Il faut reconnaitre qu’au sein même de l’agriculture européenne, de grandes distorsions existent, même entre des grandes exploitations de pays de l’Ouest, et des exploitations issues des anciennes fermes collectives privatisées, en particulier dans les pays danubiens, où des exploitations dépassent 50 000 hectares.
Le Parlement devrait donc proposer une dégressivité des aides européennes à partir de 100 000 euros d’aide, puis un maximal de 300 000 euros d’aides.

Comment résoudre la question des distorsions sur le plan des règles concernant les phytosanitaires?

Des distorsions se sont créées entre plusieurs pays, notamment la France, l’Espagne, et l’Italie, quand des molécules autorisées par un Etat ne l’étaient pas dans un autre. Une nouvelle règle a été mise en place à partir de 2009, qui prévoit qu’une molécule autorisée dans un pays, pour une zone biogéographique, l’est automatiquement dans un autre pays pour la même zone biogéographique. Cette règlementation se met progressivement en place.

Comment régler la question des impasses agronomiques, après l’abandon de certaines molécules, constatées pour certaines cultures, comme la lavande?

L’Europe compte en effet plusieurs cultures confrontées à ces impasses, pour des cultures  relativement peu importantes en volume d’un point de vue européen. Ces cultures ne bénéficient pas de recherche privée de la part de grands groupes, aussi la recherche publique doit prendre le relais.

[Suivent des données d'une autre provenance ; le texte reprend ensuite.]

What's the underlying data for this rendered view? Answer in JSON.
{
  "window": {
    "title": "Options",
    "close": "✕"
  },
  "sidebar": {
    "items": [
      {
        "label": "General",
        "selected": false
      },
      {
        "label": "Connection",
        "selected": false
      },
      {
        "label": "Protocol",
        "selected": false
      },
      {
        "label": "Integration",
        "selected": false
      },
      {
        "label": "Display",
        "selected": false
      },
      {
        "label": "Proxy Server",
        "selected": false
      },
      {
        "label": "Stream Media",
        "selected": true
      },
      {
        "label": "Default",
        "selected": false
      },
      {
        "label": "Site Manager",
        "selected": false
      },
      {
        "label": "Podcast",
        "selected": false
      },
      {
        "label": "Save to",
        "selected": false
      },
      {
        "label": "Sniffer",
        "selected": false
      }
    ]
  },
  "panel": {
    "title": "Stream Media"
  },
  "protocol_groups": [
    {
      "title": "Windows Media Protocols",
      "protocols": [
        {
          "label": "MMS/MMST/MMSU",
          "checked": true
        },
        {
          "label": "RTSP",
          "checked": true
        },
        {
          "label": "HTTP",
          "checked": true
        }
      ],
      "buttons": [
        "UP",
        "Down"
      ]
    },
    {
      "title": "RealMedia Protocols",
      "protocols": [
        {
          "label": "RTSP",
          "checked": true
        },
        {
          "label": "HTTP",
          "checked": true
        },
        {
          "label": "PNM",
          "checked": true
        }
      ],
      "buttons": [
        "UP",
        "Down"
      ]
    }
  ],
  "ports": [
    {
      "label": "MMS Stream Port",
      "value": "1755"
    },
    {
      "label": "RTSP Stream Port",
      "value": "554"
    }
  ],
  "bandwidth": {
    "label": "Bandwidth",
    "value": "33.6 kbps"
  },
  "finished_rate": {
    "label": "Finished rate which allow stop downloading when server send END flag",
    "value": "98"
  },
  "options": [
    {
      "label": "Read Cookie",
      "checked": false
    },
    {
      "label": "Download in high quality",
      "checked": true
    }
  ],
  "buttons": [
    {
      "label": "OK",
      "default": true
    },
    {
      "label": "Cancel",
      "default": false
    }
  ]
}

Mais la recherche publique dans ce domaine, en Europe, n’est pas assez puissante, tous les pays ne disposent pas d’un institut comme l’INRA qui a été le moteir de l’innovation agricole en France. Mais on peut imaginer que la recherche publique se penche sur des molécules déjà autorisées, dont certains usages pourraient être élargis.